27 Jul 2020 21:32 IST

Chinese wallets will decide winners in bling rebound

Fashion groups will need to grow mainland China revenue by 80% in H2 to keep their spend-share stable

China is both the problem and the solution to the luxury sector’s pandemic woes. The Covid-19 crisis, which first emerged in the Middle Kingdom, will shrink sales of fancy handbags and shoes by as much as 35 per cent this year, according to consultancy Bain & Co. Now, with China’s economy bouncing back, groups with a strong mainland appeal will shake off the virus more quickly.

For fashion groups like $233-billion LVMH and Gucci-owner Kering, which report earnings this week, the quarter ending in June risks being among the worst on record. Bain & Co estimates sector sales could contract as much as 60 per cent year-on-year. How quickly companies recover will hinge on their mainland performance. Chinese sales are expected to make up half of all luxury sales this year, according to Jefferies, up from 36 per cent last year.

Consumer spending levels

The way the Chinese spend is also changing. Purchases by punters while on holiday or travelling doubled in the last 10 years to just over €80 billion in 2019, half of which came from Asian buyers, particularly Chinese. But this important sales channel will be hampered until a vaccine is found. Chinese consumers’ purchases at home will this year account for two thirds of their total spend, Jefferies reckons.

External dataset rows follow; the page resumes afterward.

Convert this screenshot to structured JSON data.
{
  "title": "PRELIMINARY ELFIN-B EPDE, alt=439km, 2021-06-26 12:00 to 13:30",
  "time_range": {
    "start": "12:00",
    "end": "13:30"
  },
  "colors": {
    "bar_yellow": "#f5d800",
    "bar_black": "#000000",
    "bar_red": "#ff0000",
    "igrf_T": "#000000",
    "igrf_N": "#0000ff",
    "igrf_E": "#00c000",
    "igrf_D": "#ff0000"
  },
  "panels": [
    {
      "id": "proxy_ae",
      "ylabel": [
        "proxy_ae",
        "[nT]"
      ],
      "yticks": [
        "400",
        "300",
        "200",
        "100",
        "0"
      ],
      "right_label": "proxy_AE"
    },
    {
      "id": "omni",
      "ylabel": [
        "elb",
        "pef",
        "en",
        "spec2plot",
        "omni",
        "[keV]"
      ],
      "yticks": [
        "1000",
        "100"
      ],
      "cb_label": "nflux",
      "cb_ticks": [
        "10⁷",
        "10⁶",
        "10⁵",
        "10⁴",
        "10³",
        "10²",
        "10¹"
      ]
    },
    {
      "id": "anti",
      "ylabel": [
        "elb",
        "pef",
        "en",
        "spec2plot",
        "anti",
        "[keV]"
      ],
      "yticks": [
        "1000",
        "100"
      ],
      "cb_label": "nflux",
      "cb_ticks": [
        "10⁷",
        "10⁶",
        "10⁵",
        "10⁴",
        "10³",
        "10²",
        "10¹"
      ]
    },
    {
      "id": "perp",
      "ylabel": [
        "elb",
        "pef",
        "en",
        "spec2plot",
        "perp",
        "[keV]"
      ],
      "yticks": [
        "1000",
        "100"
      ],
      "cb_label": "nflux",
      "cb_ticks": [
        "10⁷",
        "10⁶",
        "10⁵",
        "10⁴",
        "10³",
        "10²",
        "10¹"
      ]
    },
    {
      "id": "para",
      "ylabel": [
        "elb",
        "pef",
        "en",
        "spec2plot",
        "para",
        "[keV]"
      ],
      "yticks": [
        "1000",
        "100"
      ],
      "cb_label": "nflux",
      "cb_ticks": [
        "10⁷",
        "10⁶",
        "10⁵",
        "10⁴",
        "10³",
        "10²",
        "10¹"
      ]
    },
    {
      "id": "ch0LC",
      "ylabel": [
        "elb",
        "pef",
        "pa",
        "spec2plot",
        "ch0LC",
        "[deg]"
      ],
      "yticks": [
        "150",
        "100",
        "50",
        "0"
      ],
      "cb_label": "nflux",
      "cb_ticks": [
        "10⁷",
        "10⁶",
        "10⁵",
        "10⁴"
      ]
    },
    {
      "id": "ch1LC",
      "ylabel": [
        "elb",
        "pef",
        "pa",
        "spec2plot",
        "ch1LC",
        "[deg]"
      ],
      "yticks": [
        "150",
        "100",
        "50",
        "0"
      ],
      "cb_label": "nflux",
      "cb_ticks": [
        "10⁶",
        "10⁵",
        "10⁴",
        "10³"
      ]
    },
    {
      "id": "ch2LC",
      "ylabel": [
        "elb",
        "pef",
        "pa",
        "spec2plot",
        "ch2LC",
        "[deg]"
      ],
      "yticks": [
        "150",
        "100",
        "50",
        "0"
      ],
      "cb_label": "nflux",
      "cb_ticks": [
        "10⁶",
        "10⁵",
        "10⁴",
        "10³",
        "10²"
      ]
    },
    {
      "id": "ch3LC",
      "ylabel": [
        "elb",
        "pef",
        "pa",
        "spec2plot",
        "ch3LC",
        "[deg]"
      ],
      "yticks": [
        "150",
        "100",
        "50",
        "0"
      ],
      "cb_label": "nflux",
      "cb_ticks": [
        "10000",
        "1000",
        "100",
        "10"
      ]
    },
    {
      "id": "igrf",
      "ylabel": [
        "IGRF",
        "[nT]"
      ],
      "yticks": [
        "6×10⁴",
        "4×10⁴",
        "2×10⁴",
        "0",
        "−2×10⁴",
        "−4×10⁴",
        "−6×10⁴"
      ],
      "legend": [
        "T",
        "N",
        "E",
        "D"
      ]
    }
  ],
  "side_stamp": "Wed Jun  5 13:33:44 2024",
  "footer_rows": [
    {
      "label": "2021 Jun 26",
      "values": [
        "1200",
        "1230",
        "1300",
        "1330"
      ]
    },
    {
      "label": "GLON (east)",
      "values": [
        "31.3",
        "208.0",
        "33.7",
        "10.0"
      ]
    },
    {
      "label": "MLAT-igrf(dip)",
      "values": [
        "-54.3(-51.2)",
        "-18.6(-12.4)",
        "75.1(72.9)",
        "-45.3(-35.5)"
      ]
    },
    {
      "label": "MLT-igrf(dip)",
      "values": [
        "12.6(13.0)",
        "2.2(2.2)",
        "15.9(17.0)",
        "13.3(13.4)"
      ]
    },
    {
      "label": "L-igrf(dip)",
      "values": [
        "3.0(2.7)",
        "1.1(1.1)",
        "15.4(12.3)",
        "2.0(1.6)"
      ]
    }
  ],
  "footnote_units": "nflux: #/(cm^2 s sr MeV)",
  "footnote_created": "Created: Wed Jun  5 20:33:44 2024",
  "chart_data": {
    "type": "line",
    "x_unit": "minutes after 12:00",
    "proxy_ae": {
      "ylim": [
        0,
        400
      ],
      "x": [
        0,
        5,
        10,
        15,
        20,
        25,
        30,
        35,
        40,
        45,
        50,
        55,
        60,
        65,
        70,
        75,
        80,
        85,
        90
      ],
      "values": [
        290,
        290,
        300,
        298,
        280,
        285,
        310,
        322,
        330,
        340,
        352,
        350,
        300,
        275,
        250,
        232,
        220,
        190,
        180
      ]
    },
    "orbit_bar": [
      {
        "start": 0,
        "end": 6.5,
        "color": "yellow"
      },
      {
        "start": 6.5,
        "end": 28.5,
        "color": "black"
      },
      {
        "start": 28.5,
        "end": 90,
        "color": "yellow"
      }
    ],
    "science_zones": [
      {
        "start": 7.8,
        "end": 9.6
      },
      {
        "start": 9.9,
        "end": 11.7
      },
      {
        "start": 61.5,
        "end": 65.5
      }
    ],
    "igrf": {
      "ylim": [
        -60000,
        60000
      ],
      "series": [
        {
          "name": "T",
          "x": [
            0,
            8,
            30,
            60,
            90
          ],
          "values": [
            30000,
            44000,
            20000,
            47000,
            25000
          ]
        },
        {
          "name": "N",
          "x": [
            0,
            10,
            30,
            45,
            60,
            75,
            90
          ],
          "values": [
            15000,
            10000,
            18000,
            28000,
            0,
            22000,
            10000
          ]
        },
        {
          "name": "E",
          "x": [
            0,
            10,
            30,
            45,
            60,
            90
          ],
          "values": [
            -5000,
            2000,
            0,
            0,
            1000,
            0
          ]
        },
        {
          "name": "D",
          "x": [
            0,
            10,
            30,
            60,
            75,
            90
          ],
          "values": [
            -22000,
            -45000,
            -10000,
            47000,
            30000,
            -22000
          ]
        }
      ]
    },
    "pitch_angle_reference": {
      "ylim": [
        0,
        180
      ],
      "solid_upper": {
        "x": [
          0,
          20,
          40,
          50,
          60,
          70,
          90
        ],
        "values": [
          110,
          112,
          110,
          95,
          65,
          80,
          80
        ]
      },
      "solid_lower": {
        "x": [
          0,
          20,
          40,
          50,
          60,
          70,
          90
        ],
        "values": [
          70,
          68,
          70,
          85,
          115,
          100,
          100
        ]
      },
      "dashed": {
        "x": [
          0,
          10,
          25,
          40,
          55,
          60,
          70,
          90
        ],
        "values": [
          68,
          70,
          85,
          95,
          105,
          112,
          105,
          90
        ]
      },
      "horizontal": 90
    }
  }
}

The shift from travel to domestic purchases means that fashion groups on average will need to grow mainland China revenue by 80 per cent in the second half, just to keep their share of total Chinese spending stable this year, says Jefferies. LVMH is on a good path: It reported a 50 per cent surge at the start of April in some Chinese outlets.

Not all brands are equal

Brands that resonate strongly amongst local Chinese consumers will perform better. This is true for Louis Vuitton and Bulgari — both part of Bernard Arnault’s LVMH — but also Cartier, the most coveted brand of $33-billion Swiss conglomerate Richemont, according to consultancy Gartner. Moncler and Tiffany, on the other hand, may suffer. They have been ramping up shops in airports since 2015, Bernstein analysts reckon. Their physical mainland network risks being too small to capture the rebound.

Investors are already rewarding LVMH. Its shares are down just 3 per cent this year against a 12 per cent fall in the STOXX Europe 600. Moncler and Burberry meanwhile, are down 15 per cent and 42 per cent respectively. As China rebounds, the bling divide will grow.